May elections: Strange times

2019-02-27 06:01

THE 2019 general elections are poised to be a battle between the ANC and the EFF; the proverbial David and Goliath scenario.

The elections will be about how much better the Ramaphosa-led ANC will perform and how much reward the EFF will attain for all the noise it has been making since the 2014 elections.

A shocking feature of the build-up to the May 8 elections is the poor showing by South Africa’s most experienced opposition party, the Democratic Alliance (DA). Unfortunately for the DA, electoral growth is becoming increasingly elusive and it will need to aim to at least maintain its current electoral hold.

There are several strange things about the election build-up. The two political parties that have been under public pressure regarding their positions on corruption, stand to do well. The ANC is battling allegations of corruption as revealed in various inquiries that are under way but despite this, it recently polled above 60%, which means it will maintain its electoral hold. It also means that everything that has happened in the country in the past nine years will not matter, despite Cyril Ramaphosa’s “nine wasted years” outburst.

The EFF has faced its own problems regarding allegations of corruption relating to VBS Mutual Bank. The party has denied that its senior members benefitted unduly from the VBS looting and its leaders are often in the spotlight due to allegations that they court controversial characters in society — such as alleged tobacco smugglers and so forth. Yet despite criticisms that it is not genuine about fighting corruption, the leadership of the party has held together in what they consider a hostile media environment. As the elections get closer, the EFF leaders seem to be focusing on how to discredit Ramaphosa’s agenda of clean government. Having become accustomed to mediocre opposition politics that flourished during Jacob Zuma’s presidency, the EFF had to quickly right-size Ramaphosa and find a way to discredit him. It went for the easiest spot: Ramaphosa’s relationship with the private sector. I won’t be surprised if the EFF files a class-action suit against Lonmin’s directors, just to drag Ramaphosa back into Marikana. Marikana was a tragedy that exposed a toxic relationship between political elites and the business community. With the suspicion that Ramaphosa is there for the benefit of his business allies, the EFF will be back on a single-issue opposition path.
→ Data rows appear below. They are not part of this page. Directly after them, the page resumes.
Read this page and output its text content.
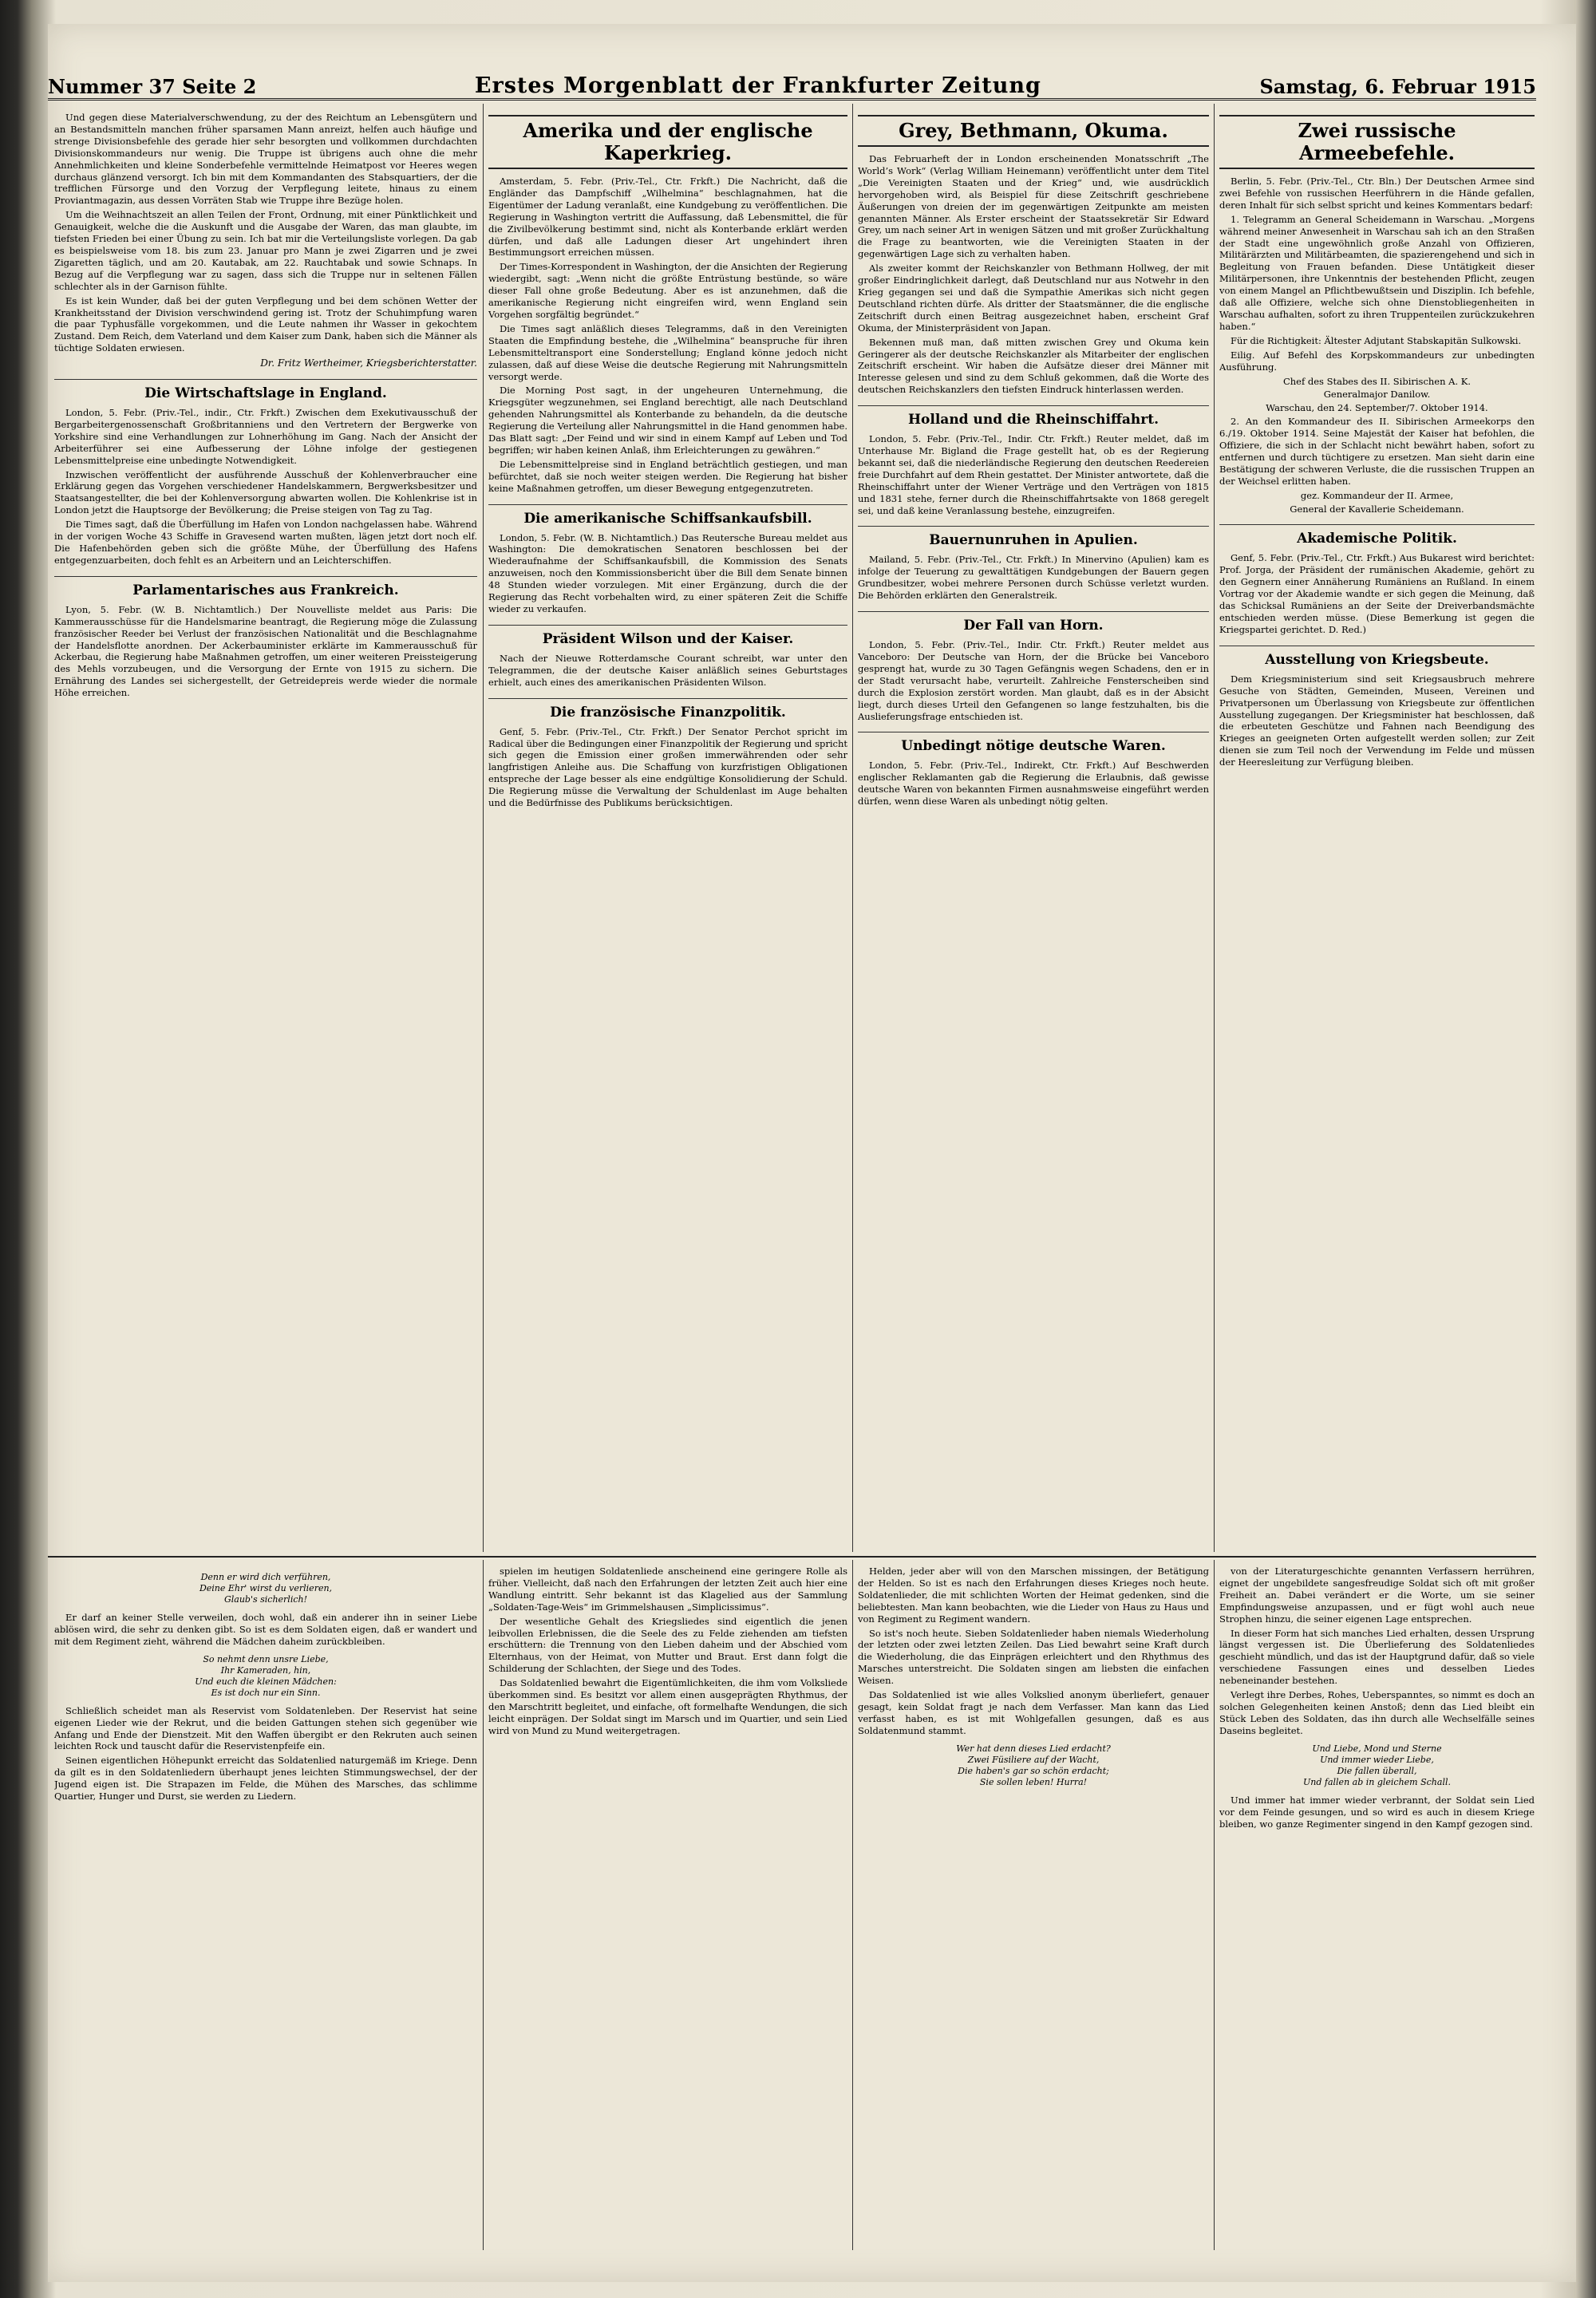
Nummer 37 Seite 2	Erstes Morgenblatt der Frankfurter Zeitung	Samstag, 6. Februar 1915

Und gegen diese Materialverschwendung, zu der des Reichtum an Lebensgütern und an Bestandsmitteln manchen früher sparsamen Mann anreizt, helfen auch häufige und strenge Divisionsbefehle des gerade hier sehr besorgten und vollkommen durchdachten Divisionskommandeurs nur wenig. Die Truppe ist übrigens auch ohne die mehr Annehmlichkeiten und kleine Sonderbefehle vermittelnde Heimatpost vor Heeres wegen durchaus glänzend versorgt. Ich bin mit dem Kommandanten des Stabsquartiers, der die trefflichen Fürsorge und den Vorzug der Verpflegung leitete, hinaus zu einem Proviantmagazin, aus dessen Vorräten Stab wie Truppe ihre Bezüge holen.

Um die Weihnachtszeit an allen Teilen der Front, Ordnung, mit einer Pünktlichkeit und Genauigkeit, welche die die Auskunft und die Ausgabe der Waren, das man glaubte, im tiefsten Frieden bei einer Übung zu sein. Ich bat mir die Verteilungsliste vorlegen. Da gab es beispielsweise vom 18. bis zum 23. Januar pro Mann je zwei Zigarren und je zwei Zigaretten täglich, und am 20. Kautabak, am 22. Rauchtabak und sowie Schnaps. In Bezug auf die Verpflegung war zu sagen, dass sich die Truppe nur in seltenen Fällen schlechter als in der Garnison fühlte.

Es ist kein Wunder, daß bei der guten Verpflegung und bei dem schönen Wetter der Krankheitsstand der Division verschwindend gering ist. Trotz der Schuhimpfung waren die paar Typhusfälle vorgekommen, und die Leute nahmen ihr Wasser in gekochtem Zustand. Dem Reich, dem Vaterland und dem Kaiser zum Dank, haben sich die Männer als tüchtige Soldaten erwiesen.

Dr. Fritz Wertheimer, Kriegsberichterstatter.
Die Wirtschaftslage in England.

London, 5. Febr. (Priv.-Tel., indir., Ctr. Frkft.) Zwischen dem Exekutivausschuß der Bergarbeitergenossenschaft Großbritanniens und den Vertretern der Bergwerke von Yorkshire sind eine Verhandlungen zur Lohnerhöhung im Gang. Nach der Ansicht der Arbeiterführer sei eine Aufbesserung der Löhne infolge der gestiegenen Lebensmittelpreise eine unbedingte Notwendigkeit.

Inzwischen veröffentlicht der ausführende Ausschuß der Kohlenverbraucher eine Erklärung gegen das Vorgehen verschiedener Handelskammern, Bergwerksbesitzer und Staatsangestellter, die bei der Kohlenversorgung abwarten wollen. Die Kohlenkrise ist in London jetzt die Hauptsorge der Bevölkerung; die Preise steigen von Tag zu Tag.

Die Times sagt, daß die Überfüllung im Hafen von London nachgelassen habe. Während in der vorigen Woche 43 Schiffe in Gravesend warten mußten, lägen jetzt dort noch elf. Die Hafenbehörden geben sich die größte Mühe, der Überfüllung des Hafens entgegenzuarbeiten, doch fehlt es an Arbeitern und an Leichterschiffen.

Parlamentarisches aus Frankreich.

Lyon, 5. Febr. (W. B. Nichtamtlich.) Der Nouvelliste meldet aus Paris: Die Kammerausschüsse für die Handelsmarine beantragt, die Regierung möge die Zulassung französischer Reeder bei Verlust der französischen Nationalität und die Beschlagnahme der Handelsflotte anordnen. Der Ackerbauminister erklärte im Kammerausschuß für Ackerbau, die Regierung habe Maßnahmen getroffen, um einer weiteren Preissteigerung des Mehls vorzubeugen, und die Versorgung der Ernte von 1915 zu sichern. Die Ernährung des Landes sei sichergestellt, der Getreidepreis werde wieder die normale Höhe erreichen.

Amerika und der englische Kaperkrieg.

Amsterdam, 5. Febr. (Priv.-Tel., Ctr. Frkft.) Die Nachricht, daß die Engländer das Dampfschiff „Wilhelmina“ beschlagnahmen, hat die Eigentümer der Ladung veranlaßt, eine Kundgebung zu veröffentlichen. Die Regierung in Washington vertritt die Auffassung, daß Lebensmittel, die für die Zivilbevölkerung bestimmt sind, nicht als Konterbande erklärt werden dürfen, und daß alle Ladungen dieser Art ungehindert ihren Bestimmungsort erreichen müssen.

Der Times-Korrespondent in Washington, der die Ansichten der Regierung wiedergibt, sagt: „Wenn nicht die größte Entrüstung bestünde, so wäre dieser Fall ohne große Bedeutung. Aber es ist anzunehmen, daß die amerikanische Regierung nicht eingreifen wird, wenn England sein Vorgehen sorgfältig begründet.“

Die Times sagt anläßlich dieses Telegramms, daß in den Vereinigten Staaten die Empfindung bestehe, die „Wilhelmina“ beanspruche für ihren Lebensmitteltransport eine Sonderstellung; England könne jedoch nicht zulassen, daß auf diese Weise die deutsche Regierung mit Nahrungsmitteln versorgt werde.

Die Morning Post sagt, in der ungeheuren Unternehmung, die Kriegsgüter wegzunehmen, sei England berechtigt, alle nach Deutschland gehenden Nahrungsmittel als Konterbande zu behandeln, da die deutsche Regierung die Verteilung aller Nahrungsmittel in die Hand genommen habe. Das Blatt sagt: „Der Feind und wir sind in einem Kampf auf Leben und Tod begriffen; wir haben keinen Anlaß, ihm Erleichterungen zu gewähren.“

Die Lebensmittelpreise sind in England beträchtlich gestiegen, und man befürchtet, daß sie noch weiter steigen werden. Die Regierung hat bisher keine Maßnahmen getroffen, um dieser Bewegung entgegenzutreten.

Die amerikanische Schiffsankaufsbill.

London, 5. Febr. (W. B. Nichtamtlich.) Das Reutersche Bureau meldet aus Washington: Die demokratischen Senatoren beschlossen bei der Wiederaufnahme der Schiffsankaufsbill, die Kommission des Senats anzuweisen, noch den Kommissionsbericht über die Bill dem Senate binnen 48 Stunden wieder vorzulegen. Mit einer Ergänzung, durch die der Regierung das Recht vorbehalten wird, zu einer späteren Zeit die Schiffe wieder zu verkaufen.

Präsident Wilson und der Kaiser.

Nach der Nieuwe Rotterdamsche Courant schreibt, war unter den Telegrammen, die der deutsche Kaiser anläßlich seines Geburtstages erhielt, auch eines des amerikanischen Präsidenten Wilson.

Die französische Finanzpolitik.

Genf, 5. Febr. (Priv.-Tel., Ctr. Frkft.) Der Senator Perchot spricht im Radical über die Bedingungen einer Finanzpolitik der Regierung und spricht sich gegen die Emission einer großen immerwährenden oder sehr langfristigen Anleihe aus. Die Schaffung von kurzfristigen Obligationen entspreche der Lage besser als eine endgültige Konsolidierung der Schuld. Die Regierung müsse die Verwaltung der Schuldenlast im Auge behalten und die Bedürfnisse des Publikums berücksichtigen.

Grey, Bethmann, Okuma.

Das Februarheft der in London erscheinenden Monatsschrift „The World’s Work“ (Verlag William Heinemann) veröffentlicht unter dem Titel „Die Vereinigten Staaten und der Krieg“ und, wie ausdrücklich hervorgehoben wird, als Beispiel für diese Zeitschrift geschriebene Äußerungen von dreien der im gegenwärtigen Zeitpunkte am meisten genannten Männer. Als Erster erscheint der Staatssekretär Sir Edward Grey, um nach seiner Art in wenigen Sätzen und mit großer Zurückhaltung die Frage zu beantworten, wie die Vereinigten Staaten in der gegenwärtigen Lage sich zu verhalten haben.

Als zweiter kommt der Reichskanzler von Bethmann Hollweg, der mit großer Eindringlichkeit darlegt, daß Deutschland nur aus Notwehr in den Krieg gegangen sei und daß die Sympathie Amerikas sich nicht gegen Deutschland richten dürfe. Als dritter der Staatsmänner, die die englische Zeitschrift durch einen Beitrag ausgezeichnet haben, erscheint Graf Okuma, der Ministerpräsident von Japan.

Bekennen muß man, daß mitten zwischen Grey und Okuma kein Geringerer als der deutsche Reichskanzler als Mitarbeiter der englischen Zeitschrift erscheint. Wir haben die Aufsätze dieser drei Männer mit Interesse gelesen und sind zu dem Schluß gekommen, daß die Worte des deutschen Reichskanzlers den tiefsten Eindruck hinterlassen werden.

Holland und die Rheinschiffahrt.

London, 5. Febr. (Priv.-Tel., Indir. Ctr. Frkft.) Reuter meldet, daß im Unterhause Mr. Bigland die Frage gestellt hat, ob es der Regierung bekannt sei, daß die niederländische Regierung den deutschen Reedereien freie Durchfahrt auf dem Rhein gestattet. Der Minister antwortete, daß die Rheinschiffahrt unter der Wiener Verträge und den Verträgen von 1815 und 1831 stehe, ferner durch die Rheinschiffahrtsakte von 1868 geregelt sei, und daß keine Veranlassung bestehe, einzugreifen.

Bauernunruhen in Apulien.

Mailand, 5. Febr. (Priv.-Tel., Ctr. Frkft.) In Minervino (Apulien) kam es infolge der Teuerung zu gewalttätigen Kundgebungen der Bauern gegen Grundbesitzer, wobei mehrere Personen durch Schüsse verletzt wurden. Die Behörden erklärten den Generalstreik.

Der Fall van Horn.

London, 5. Febr. (Priv.-Tel., Indir. Ctr. Frkft.) Reuter meldet aus Vanceboro: Der Deutsche van Horn, der die Brücke bei Vanceboro gesprengt hat, wurde zu 30 Tagen Gefängnis wegen Schadens, den er in der Stadt verursacht habe, verurteilt. Zahlreiche Fensterscheiben sind durch die Explosion zerstört worden. Man glaubt, daß es in der Absicht liegt, durch dieses Urteil den Gefangenen so lange festzuhalten, bis die Auslieferungsfrage entschieden ist.

Unbedingt nötige deutsche Waren.

London, 5. Febr. (Priv.-Tel., Indirekt, Ctr. Frkft.) Auf Beschwerden englischer Reklamanten gab die Regierung die Erlaubnis, daß gewisse deutsche Waren von bekannten Firmen ausnahmsweise eingeführt werden dürfen, wenn diese Waren als unbedingt nötig gelten.

Zwei russische Armeebefehle.

Berlin, 5. Febr. (Priv.-Tel., Ctr. Bln.) Der Deutschen Armee sind zwei Befehle von russischen Heerführern in die Hände gefallen, deren Inhalt für sich selbst spricht und keines Kommentars bedarf:

1. Telegramm an General Scheidemann in Warschau. „Morgens während meiner Anwesenheit in Warschau sah ich an den Straßen der Stadt eine ungewöhnlich große Anzahl von Offizieren, Militärärzten und Militärbeamten, die spazierengehend und sich in Begleitung von Frauen befanden. Diese Untätigkeit dieser Militärpersonen, ihre Unkenntnis der bestehenden Pflicht, zeugen von einem Mangel an Pflichtbewußtsein und Disziplin. Ich befehle, daß alle Offiziere, welche sich ohne Dienstobliegenheiten in Warschau aufhalten, sofort zu ihren Truppenteilen zurückzukehren haben.“

Für die Richtigkeit: Ältester Adjutant Stabskapitän Sulkowski.

Eilig. Auf Befehl des Korpskommandeurs zur unbedingten Ausführung.

Chef des Stabes des II. Sibirischen A. K.
Generalmajor Danilow.
Warschau, den 24. September/7. Oktober 1914.

2. An den Kommandeur des II. Sibirischen Armeekorps den 6./19. Oktober 1914. Seine Majestät der Kaiser hat befohlen, die Offiziere, die sich in der Schlacht nicht bewährt haben, sofort zu entfernen und durch tüchtigere zu ersetzen. Man sieht darin eine Bestätigung der schweren Verluste, die die russischen Truppen an der Weichsel erlitten haben.

gez. Kommandeur der II. Armee,
General der Kavallerie Scheidemann.
Akademische Politik.

Genf, 5. Febr. (Priv.-Tel., Ctr. Frkft.) Aus Bukarest wird berichtet: Prof. Jorga, der Präsident der rumänischen Akademie, gehört zu den Gegnern einer Annäherung Rumäniens an Rußland. In einem Vortrag vor der Akademie wandte er sich gegen die Meinung, daß das Schicksal Rumäniens an der Seite der Dreiverbandsmächte entschieden werden müsse. (Diese Bemerkung ist gegen die Kriegspartei gerichtet. D. Red.)

Ausstellung von Kriegsbeute.

Dem Kriegsministerium sind seit Kriegsausbruch mehrere Gesuche von Städten, Gemeinden, Museen, Vereinen und Privatpersonen um Überlassung von Kriegsbeute zur öffentlichen Ausstellung zugegangen. Der Kriegsminister hat beschlossen, daß die erbeuteten Geschütze und Fahnen nach Beendigung des Krieges an geeigneten Orten aufgestellt werden sollen; zur Zeit dienen sie zum Teil noch der Verwendung im Felde und müssen der Heeresleitung zur Verfügung bleiben.

Denn er wird dich verführen,
Deine Ehr' wirst du verlieren,
Glaub's sicherlich!

Er darf an keiner Stelle verweilen, doch wohl, daß ein anderer ihn in seiner Liebe ablösen wird, die sehr zu denken gibt. So ist es dem Soldaten eigen, daß er wandert und mit dem Regiment zieht, während die Mädchen daheim zurückbleiben.

So nehmt denn unsre Liebe,
Ihr Kameraden, hin,
Und euch die kleinen Mädchen:
Es ist doch nur ein Sinn.

Schließlich scheidet man als Reservist vom Soldatenleben. Der Reservist hat seine eigenen Lieder wie der Rekrut, und die beiden Gattungen stehen sich gegenüber wie Anfang und Ende der Dienstzeit. Mit den Waffen übergibt er den Rekruten auch seinen leichten Rock und tauscht dafür die Reservistenpfeife ein.

Seinen eigentlichen Höhepunkt erreicht das Soldatenlied naturgemäß im Kriege. Denn da gilt es in den Soldatenliedern überhaupt jenes leichten Stimmungswechsel, der der Jugend eigen ist. Die Strapazen im Felde, die Mühen des Marsches, das schlimme Quartier, Hunger und Durst, sie werden zu Liedern.

spielen im heutigen Soldatenliede anscheinend eine geringere Rolle als früher. Vielleicht, daß nach den Erfahrungen der letzten Zeit auch hier eine Wandlung eintritt. Sehr bekannt ist das Klagelied aus der Sammlung „Soldaten-Tage-Weis“ im Grimmelshausen „Simplicissimus“.

Der wesentliche Gehalt des Kriegsliedes sind eigentlich die jenen leibvollen Erlebnissen, die die Seele des zu Felde ziehenden am tiefsten erschüttern: die Trennung von den Lieben daheim und der Abschied vom Elternhaus, von der Heimat, von Mutter und Braut. Erst dann folgt die Schilderung der Schlachten, der Siege und des Todes.

Das Soldatenlied bewahrt die Eigentümlichkeiten, die ihm vom Volksliede überkommen sind. Es besitzt vor allem einen ausgeprägten Rhythmus, der den Marschtritt begleitet, und einfache, oft formelhafte Wendungen, die sich leicht einprägen. Der Soldat singt im Marsch und im Quartier, und sein Lied wird von Mund zu Mund weitergetragen.

Helden, jeder aber will von den Marschen missingen, der Betätigung der Helden. So ist es nach den Erfahrungen dieses Krieges noch heute. Soldatenlieder, die mit schlichten Worten der Heimat gedenken, sind die beliebtesten. Man kann beobachten, wie die Lieder von Haus zu Haus und von Regiment zu Regiment wandern.

So ist's noch heute. Sieben Soldatenlieder haben niemals Wiederholung der letzten oder zwei letzten Zeilen. Das Lied bewahrt seine Kraft durch die Wiederholung, die das Einprägen erleichtert und den Rhythmus des Marsches unterstreicht. Die Soldaten singen am liebsten die einfachen Weisen.

Das Soldatenlied ist wie alles Volkslied anonym überliefert, genauer gesagt, kein Soldat fragt je nach dem Verfasser. Man kann das Lied verfasst haben, es ist mit Wohlgefallen gesungen, daß es aus Soldatenmund stammt.

Wer hat denn dieses Lied erdacht?
Zwei Füsiliere auf der Wacht,
Die haben's gar so schön erdacht;
Sie sollen leben! Hurra!

von der Literaturgeschichte genannten Verfassern herrühren, eignet der ungebildete sangesfreudige Soldat sich oft mit großer Freiheit an. Dabei verändert er die Worte, um sie seiner Empfindungsweise anzupassen, und er fügt wohl auch neue Strophen hinzu, die seiner eigenen Lage entsprechen.

In dieser Form hat sich manches Lied erhalten, dessen Ursprung längst vergessen ist. Die Überlieferung des Soldatenliedes geschieht mündlich, und das ist der Hauptgrund dafür, daß so viele verschiedene Fassungen eines und desselben Liedes nebeneinander bestehen.

Verlegt ihre Derbes, Rohes, Ueberspanntes, so nimmt es doch an solchen Gelegenheiten keinen Anstoß; denn das Lied bleibt ein Stück Leben des Soldaten, das ihn durch alle Wechselfälle seines Daseins begleitet.

Und Liebe, Mond und Sterne
Und immer wieder Liebe,
Die fallen überall,
Und fallen ab in gleichem Schall.

Und immer hat immer wieder verbrannt, der Soldat sein Lied vor dem Feinde gesungen, und so wird es auch in diesem Kriege bleiben, wo ganze Regimenter singend in den Kampf gezogen sind.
On the other side of the opposition is the DA, a party that has not been able to find itself since Zuma left office in 2018. It has been preoccupied with internal squabbles; things that could have been processed better than was the case. For example, a regional matter relating to the removal of Patricia de Lille as Cape Town mayor became a national matter, begging questions about the party’s appreciation of non-white members.

The DA went to its 2018 elective conference a divided party on matters related to race as a factor in determining economic opportunities. It is also finding it difficult to explain its strategic interest in governing some metros through coalitions with the EFF.

However, if one compares the moral challenges confronted by the ANC and the EFF, the issues that the DA has been struggling with look minor. But there is no doubt that the DA must address the question regarding how to craft its identity as a party that can be trusted to govern at national level, beyond municipalities and one province.

If the DA was to find itself in power next week, my guess is that it would not know what to do. It would enthusiastically implement ANC policies while figuring out what it stands for.

Despite all of this, the DA should not be punished for these mistakes as they are lesser transgressions than the allegations against the ANC and the EFF.

However, failure to grow in the May 8 elections will mean that the DA will likely lose its legitimacy as the official opposition. And in the likely event of the EFF attaining more than 10% of the electoral support, it will have further serious implications for the DA’s standing as the official opposition. This will redraw the boundaries regarding what type of opposition politics is wanted by the electorate, and the EFF will become more influential in defining opposition politics in SA. And that will change our politics tremendously.

• Ralph Mathekga is a senior researcher at UWC’s Centre for Humanities Research, and author of When Zuma Goes and Ramaphosa’s Turn.